SOUTH BEND, Ind. – Blood banks are declaring fewer critical shortages these days and in some cases cutting staff in response to a dwindling demand for blood — the result of fewer elective surgeries being performed and medical advances that curb bleeding in the operating room.
The nation's blood-collection system has undergone a dramatic change from just a decade ago, when agencies that oversee the blood supply worried whether they could keep up with the needs of an aging population.
Now blood banks are making fewer but more targeted appeals for donations and reducing the size of their operations.
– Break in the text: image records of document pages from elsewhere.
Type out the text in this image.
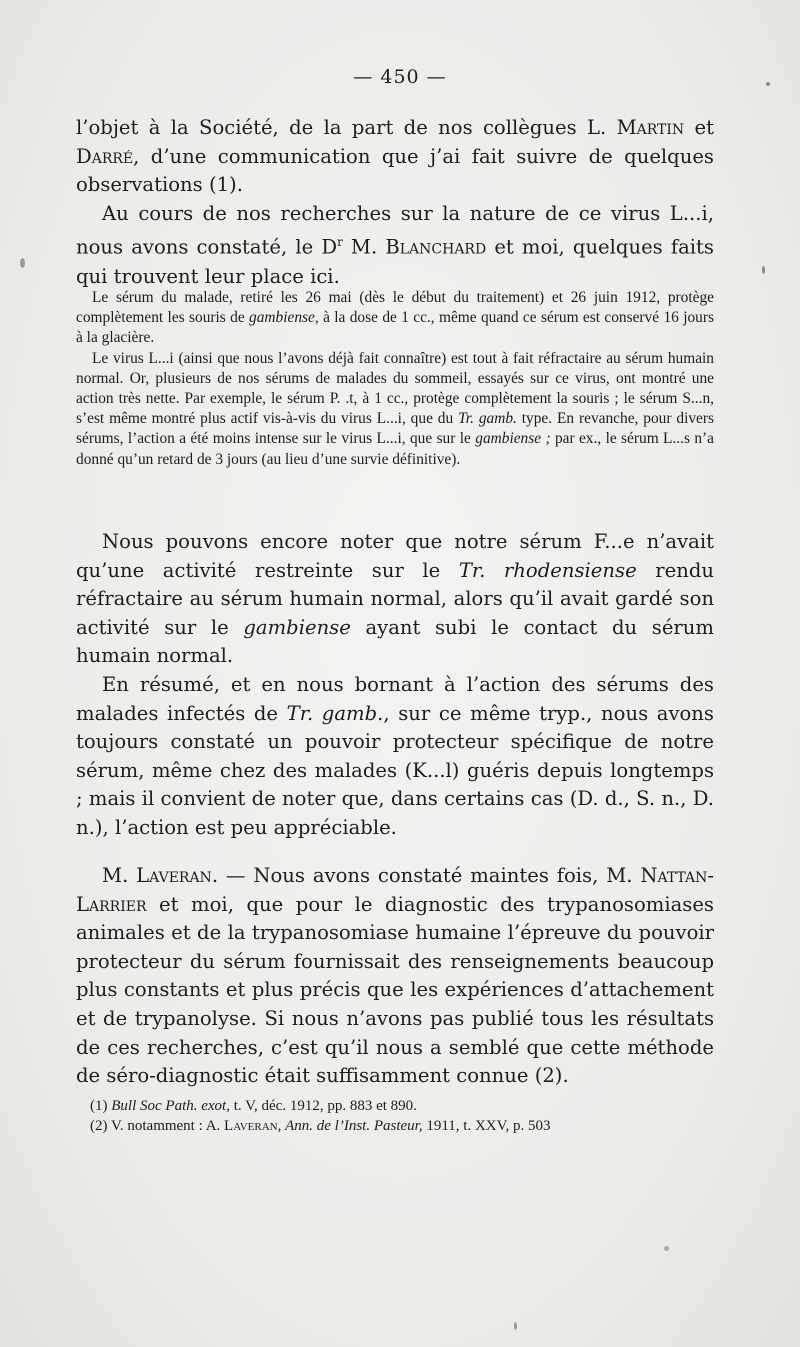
— 450 —

l’objet à la Société, de la part de nos collègues L. Martin et Darré, d’une communication que j’ai fait suivre de quelques observations (1).

Au cours de nos recherches sur la nature de ce virus L...i, nous avons constaté, le $D^r$ M. Blanchard et moi, quelques faits qui trouvent leur place ici.

Le sérum du malade, retiré les 26 mai (dès le début du traitement) et 26 juin 1912, protège complètement les souris de gambiense, à la dose de 1 cc., même quand ce sérum est conservé 16 jours à la glacière.

Le virus L...i (ainsi que nous l’avons déjà fait connaître) est tout à fait réfractaire au sérum humain normal. Or, plusieurs de nos sérums de malades du sommeil, essayés sur ce virus, ont montré une action très nette. Par exemple, le sérum P. .t, à 1 cc., protège complètement la souris ; le sérum S...n, s’est même montré plus actif vis-à-vis du virus L...i, que du Tr. gamb. type. En revanche, pour divers sérums, l’action a été moins intense sur le virus L...i, que sur le gambiense ; par ex., le sérum L...s n’a donné qu’un retard de 3 jours (au lieu d’une survie définitive).

Nous pouvons encore noter que notre sérum F...e n’avait qu’une activité restreinte sur le Tr. rhodensiense rendu réfractaire au sérum humain normal, alors qu’il avait gardé son activité sur le gambiense ayant subi le contact du sérum humain normal.

En résumé, et en nous bornant à l’action des sérums des malades infectés de Tr. gamb., sur ce même tryp., nous avons toujours constaté un pouvoir protecteur spécifique de notre sérum, même chez des malades (K...l) guéris depuis longtemps ; mais il convient de noter que, dans certains cas (D. d., S. n., D. n.), l’action est peu appréciable.

M. Laveran. — Nous avons constaté maintes fois, M. Nattan-Larrier et moi, que pour le diagnostic des trypanosomiases animales et de la trypanosomiase humaine l’épreuve du pouvoir protecteur du sérum fournissait des renseignements beaucoup plus constants et plus précis que les expériences d’attachement et de trypanolyse. Si nous n’avons pas publié tous les résultats de ces recherches, c’est qu’il nous a semblé que cette méthode de séro-diagnostic était suffisamment connue (2).

(1) Bull Soc Path. exot, t. V, déc. 1912, pp. 883 et 890.

(2) V. notamment : A. Laveran, Ann. de l’Inst. Pasteur, 1911, t. XXV, p. 503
Blood centers shifted "from a collect-as-much-as-you-can mentality to a collect-to-need mentality," said Dr. Darrell Triulzi, medical director for the Institute for Transfusion Medicine in Pittsburgh and a former president of AABB, formerly known as the American Association of Blood Banks. "They started collecting only what they needed. That's new to the industry. We're still learning how to do that well."
Job cuts have been a part of the process.
The Indiana Blood Center announced in June that it would eliminate 45 positions in a restructuring that also involved reducing its mobile operations, closing a donor center and cutting other costs because demand from hospitals had fallen 24 percent from the previous year.
The Community Blood Center of the Ozarks in Springfield, Mo., announced in March that it was cutting staff by nearly 18 percent. Blood centers in Florida, West Virginia and Connecticut have taken similar steps.
The blood-collection system began changing dramatically with the recent recession, when Americans who had lost their jobs and health insurance put off non-critical procedures.